HHG is one of the leading IBM Business Partners for the implementation of WebSphere Service Registry and Repository for both design time as well as runtime governance. HHG has a dedicated team for SOA Governance and WSRR implementations with all engagements delivered by the same, consistent team of HHG specialists that have delivered all of our many WSRR implementations. All Governance engagements are personally led by our CTO.
Based on our experience with multiple successful implementations across industries, HHG has created an à la carte menu of SOA Governance QuickStart services to help our clients configure and implement WebSphere Registry and Repository to provide practical SOA governance within your enterprise's existing SOA Operational Infrastructure, SDLC and operational processes.
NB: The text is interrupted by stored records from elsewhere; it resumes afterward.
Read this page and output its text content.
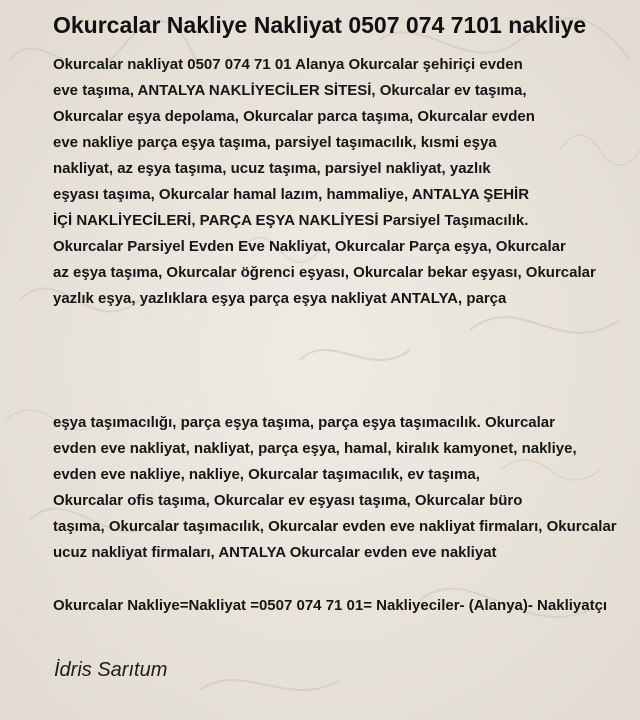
Okurcalar Nakliye Nakliyat 0507 074 7101 nakliye

Okurcalar nakliyat 0507 074 71 01 Alanya Okurcalar şehiriçi evden
eve taşıma, ANTALYA NAKLİYECİLER SİTESİ, Okurcalar ev taşıma,
Okurcalar eşya depolama, Okurcalar parca taşıma, Okurcalar evden
eve nakliye parça eşya taşıma, parsiyel taşımacılık, kısmi eşya
nakliyat, az eşya taşıma, ucuz taşıma, parsiyel nakliyat, yazlık
eşyası taşıma, Okurcalar hamal lazım, hammaliye, ANTALYA ŞEHİR
İÇİ NAKLİYECİLERİ, PARÇA EŞYA NAKLİYESİ Parsiyel Taşımacılık.
Okurcalar Parsiyel Evden Eve Nakliyat, Okurcalar Parça eşya, Okurcalar
az eşya taşıma, Okurcalar öğrenci eşyası, Okurcalar bekar eşyası, Okurcalar
yazlık eşya, yazlıklara eşya parça eşya nakliyat ANTALYA, parça

eşya taşımacılığı, parça eşya taşıma, parça eşya taşımacılık. Okurcalar
evden eve nakliyat, nakliyat, parça eşya, hamal, kiralık kamyonet, nakliye,
evden eve nakliye, nakliye, Okurcalar taşımacılık, ev taşıma,
Okurcalar ofis taşıma, Okurcalar ev eşyası taşıma, Okurcalar büro
taşıma, Okurcalar taşımacılık, Okurcalar evden eve nakliyat firmaları, Okurcalar
ucuz nakliyat firmaları, ANTALYA Okurcalar evden eve nakliyat

Okurcalar Nakliye=Nakliyat =0507 074 71 01= Nakliyeciler- (Alanya)- Nakliyatçı

İdris Sarıtum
While the most value can be captured from an enterprise SOA governance program, implementation of a "middleware-out" runtime-governance-only approach will greatly improve the performance, security and reliability of your SOA Operational Infrastructure. Therefore, HHG also provides straightforward, extremely cost-effective, middleware engineering and operations implementations focused on controlling existing runtime infrastructures by entering all existing production services into WSRR, indentifying and remediating problem or non-standard services, and then integrating to WebSphere DataPower, WebSphere Process Server, WebSphere ESB, WebSphere Message Broker and a WebSphere Application Server Service Container for virtualization of your services, as well as runtime service governance via declarative policies. HHG was also one of the first implementers of SLA definition and monitoring using a combination of WebSphere Registry and Repository and WebSphere DataPower.